How to load ServerState.optimizer_state to continue training in Tensorflow Federated

202 Views Asked by At

Does TFF have any way to save and load optimizer state similar to model weights. For model weights there are ModelWeights.assign_weights_to() and tff.learning.state_with_new_model_weights() functions, Is there a way to save and load optimizer state especially when using server side optimizer other than SGD.

I could not find anything to save and load state of optimizer.

2

There are 2 best solutions below

0
On BEST ANSWER

This should be achievable with TFF's tff.simulation.FileCheckpointManager. In particular, the usage in Google Research's federated repo was originally written to support restarting from checkpoints when using learning rate scheduling and adaptive optimization on the server , an application for which correctly restoring the optimizer state is crucial.

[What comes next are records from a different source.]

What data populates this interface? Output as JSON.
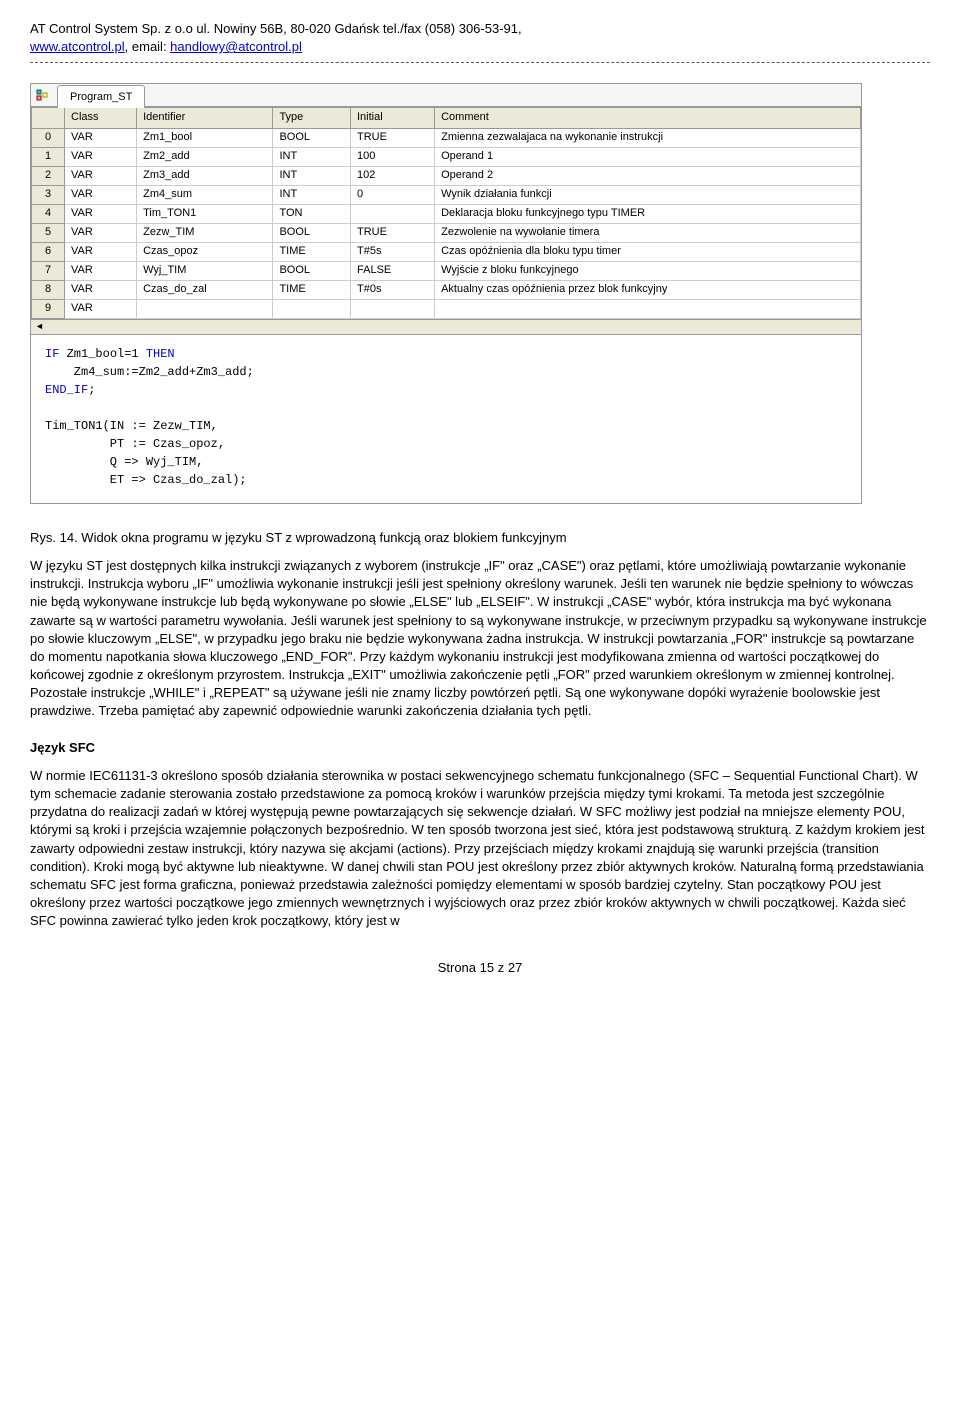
{
  "header": {
    "company_line": "AT Control System Sp. z o.o ul. Nowiny 56B, 80-020 Gdańsk tel./fax (058) 306-53-91,",
    "site": "www.atcontrol.pl",
    "email_label": ", email: ",
    "email": "handlowy@atcontrol.pl"
  },
  "screenshot": {
    "tab_label": "Program_ST",
    "columns": [
      "Class",
      "Identifier",
      "Type",
      "Initial",
      "Comment"
    ],
    "rows": [
      {
        "n": "0",
        "class": "VAR",
        "id": "Zm1_bool",
        "type": "BOOL",
        "init": "TRUE",
        "comment": "Zmienna zezwalajaca na wykonanie instrukcji"
      },
      {
        "n": "1",
        "class": "VAR",
        "id": "Zm2_add",
        "type": "INT",
        "init": "100",
        "comment": "Operand 1"
      },
      {
        "n": "2",
        "class": "VAR",
        "id": "Zm3_add",
        "type": "INT",
        "init": "102",
        "comment": "Operand 2"
      },
      {
        "n": "3",
        "class": "VAR",
        "id": "Zm4_sum",
        "type": "INT",
        "init": "0",
        "comment": "Wynik działania funkcji"
      },
      {
        "n": "4",
        "class": "VAR",
        "id": "Tim_TON1",
        "type": "TON",
        "init": "",
        "comment": "Deklaracja bloku funkcyjnego typu TIMER"
      },
      {
        "n": "5",
        "class": "VAR",
        "id": "Zezw_TIM",
        "type": "BOOL",
        "init": "TRUE",
        "comment": "Zezwolenie na wywołanie timera"
      },
      {
        "n": "6",
        "class": "VAR",
        "id": "Czas_opoz",
        "type": "TIME",
        "init": "T#5s",
        "comment": "Czas opóźnienia dla bloku typu timer"
      },
      {
        "n": "7",
        "class": "VAR",
        "id": "Wyj_TIM",
        "type": "BOOL",
        "init": "FALSE",
        "comment": "Wyjście z bloku funkcyjnego"
      },
      {
        "n": "8",
        "class": "VAR",
        "id": "Czas_do_zal",
        "type": "TIME",
        "init": "T#0s",
        "comment": "Aktualny czas opóźnienia przez blok funkcyjny"
      },
      {
        "n": "9",
        "class": "VAR",
        "id": "",
        "type": "",
        "init": "",
        "comment": ""
      }
    ],
    "code_lines": [
      {
        "t": "IF",
        "k": true
      },
      {
        "t": " Zm1_bool=1 ",
        "k": false
      },
      {
        "t": "THEN",
        "k": true
      },
      {
        "t": "\n",
        "k": false
      },
      {
        "t": "    Zm4_sum:=Zm2_add+Zm3_add;\n",
        "k": false
      },
      {
        "t": "END_IF",
        "k": true
      },
      {
        "t": ";\n\n",
        "k": false
      },
      {
        "t": "Tim_TON1(IN := Zezw_TIM,\n",
        "k": false
      },
      {
        "t": "         PT := Czas_opoz,\n",
        "k": false
      },
      {
        "t": "         Q => Wyj_TIM,\n",
        "k": false
      },
      {
        "t": "         ET => Czas_do_zal);",
        "k": false
      }
    ]
  },
  "caption": "Rys. 14. Widok okna programu w języku ST z wprowadzoną funkcją oraz blokiem funkcyjnym",
  "body_para_1": "W języku ST jest dostępnych kilka instrukcji związanych z wyborem (instrukcje „IF\" oraz „CASE\") oraz pętlami, które umożliwiają powtarzanie wykonanie instrukcji. Instrukcja wyboru „IF\" umożliwia wykonanie instrukcji jeśli jest spełniony określony warunek. Jeśli ten warunek nie będzie spełniony to wówczas nie będą wykonywane instrukcje lub będą wykonywane po słowie „ELSE\" lub „ELSEIF\". W instrukcji „CASE\" wybór, która instrukcja ma być wykonana zawarte są w wartości parametru wywołania. Jeśli warunek jest spełniony to są wykonywane instrukcje, w przeciwnym przypadku są wykonywane instrukcje po słowie kluczowym „ELSE\", w przypadku jego braku nie będzie wykonywana żadna instrukcja. W instrukcji powtarzania „FOR\" instrukcje są powtarzane do momentu napotkania słowa kluczowego „END_FOR\". Przy każdym wykonaniu instrukcji jest modyfikowana zmienna od wartości początkowej do końcowej zgodnie z określonym przyrostem. Instrukcja „EXIT\" umożliwia zakończenie pętli „FOR\" przed warunkiem określonym w zmiennej kontrolnej. Pozostałe instrukcje „WHILE\" i „REPEAT\" są używane jeśli nie znamy liczby powtórzeń pętli. Są one wykonywane dopóki wyrażenie boolowskie jest prawdziwe. Trzeba pamiętać aby zapewnić odpowiednie warunki zakończenia działania tych pętli.",
  "section_heading": "Język SFC",
  "body_para_2": "W normie IEC61131-3 określono sposób działania sterownika w postaci sekwencyjnego schematu funkcjonalnego (SFC – Sequential Functional Chart). W tym schemacie zadanie sterowania zostało przedstawione za pomocą kroków i warunków przejścia między tymi krokami. Ta metoda jest szczególnie przydatna do realizacji zadań w której występują pewne powtarzających się sekwencje działań. W SFC możliwy jest podział na mniejsze elementy POU, którymi są kroki i przejścia wzajemnie połączonych bezpośrednio. W ten sposób tworzona jest sieć, która jest podstawową strukturą. Z każdym krokiem jest zawarty odpowiedni zestaw instrukcji, który nazywa się akcjami (actions). Przy przejściach między krokami znajdują się warunki przejścia (transition condition). Kroki mogą być aktywne lub nieaktywne. W danej chwili stan POU jest określony przez zbiór aktywnych kroków. Naturalną formą przedstawiania schematu SFC jest forma graficzna, ponieważ przedstawia zależności pomiędzy elementami w sposób bardziej czytelny. Stan początkowy POU jest określony przez wartości początkowe jego zmiennych wewnętrznych i wyjściowych oraz przez zbiór kroków aktywnych w chwili początkowej. Każda sieć SFC powinna zawierać tylko jeden krok początkowy, który jest w",
  "footer": "Strona 15 z 27"
}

As long as your tff.templates.IterativeProcess returns the appropriate optimizer state, simply using the FileCheckpointManager out of the box should just work.

0
On

Piggybacking off of Keith's answer: The checkpoint manager is no longer available in Google's federated research repository. It has been upstreamed to TFF (see it on GitHub here).

You can access it either through the tensorflow-federated-nightly pip package, or else by cloning the repository.

The code essentially delegates to tf.saved_model.save, so you could alternatively simply use this.